The visual and textual elements of contemporary opera usually help to create a sense of familiarity for audiences, making a challenging score easier to contextualize. However, the set for Sky on Swings is minimalist and sterile, and the text is intentionally disjointed to represent the mind of someone with Alzheimer’s, so the complexity of score is pushed to the forefront. Marietta Simpson and Frederica von Stade gave commanding performances, but the obscurity of the music, libretto, and staging left little for audiences to connect with.
In the wise words of Martha Graham Cracker, “If opera is to take risks and join with other art forms, the audience has to be moved.” Granted, this was clarified by telling the standing audience members, “No, really, you all need to move” in order to assemble a catwalk for a dramatic rendition of “Chariots of Fire,” but many a true word is spoken in jest. Opera Philadelphia’s Festival O has already demonstrated the efficacy of joining opera with visual arts, fashion, and dance—however, joining classical music to varied stylistic influences and contemporary themes seems to be the area where Opera Philadelphia is struggling to commit.

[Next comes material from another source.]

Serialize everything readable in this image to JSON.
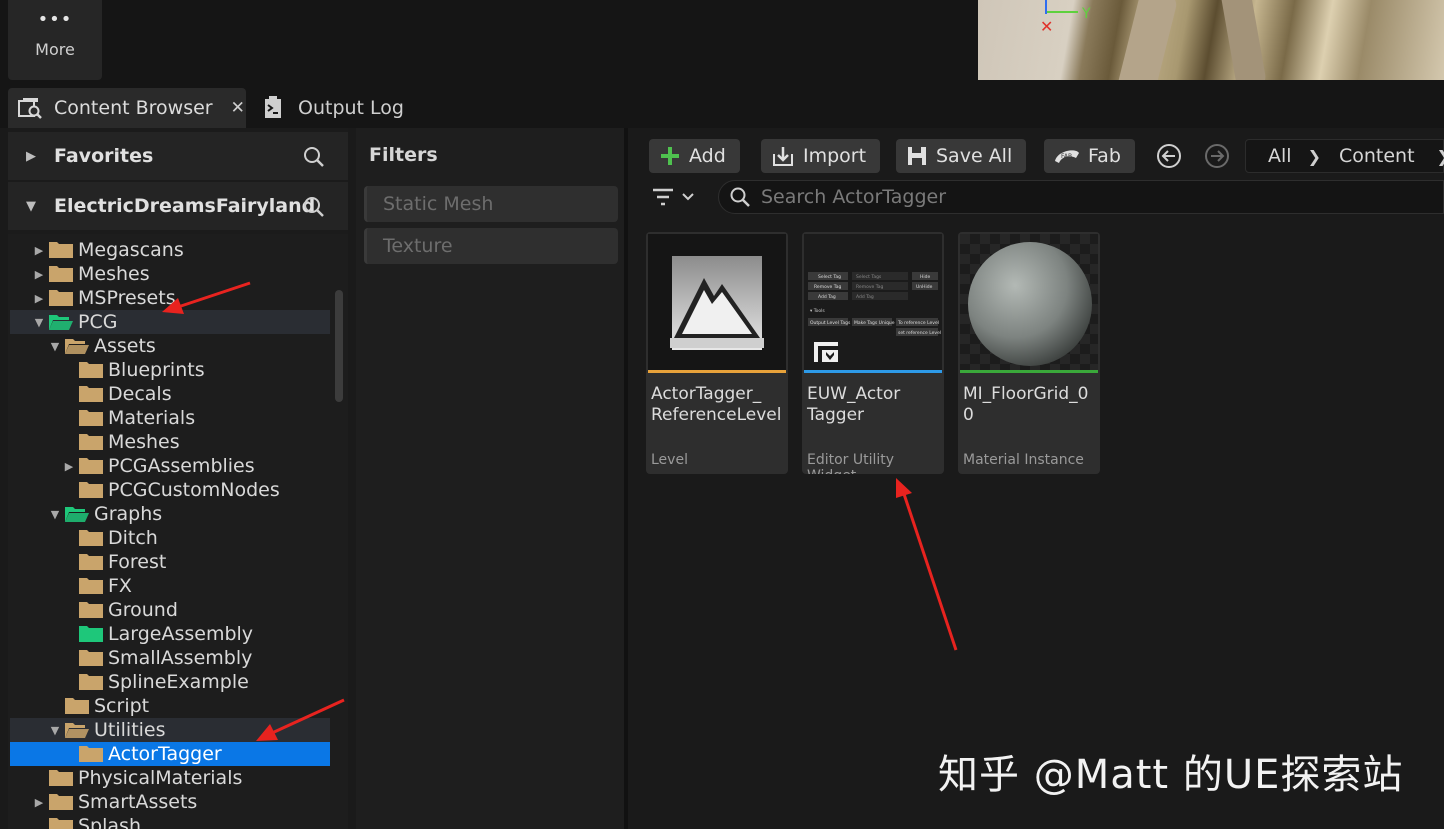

Opera Philadelphia General Director and President David Devan remarked that O18 “is not our final destination but part of an ongoing journey of inquiry and creativity.” Arguably, some of the most successful productions staged by Opera Philadelphia in recent years have been those where audiences identify with the subject matter or recognize musical influences outside of the classical tradition—and these works have mostly been created by women, non-binary people, and people of color. O18 was surprisingly tentative, lacking the self-assuredness of these recent productions. This sets O19 up to be a defining year for Opera Philadelphia, with a chance to solidify a leadership position in the realm of contemporary opera on the line.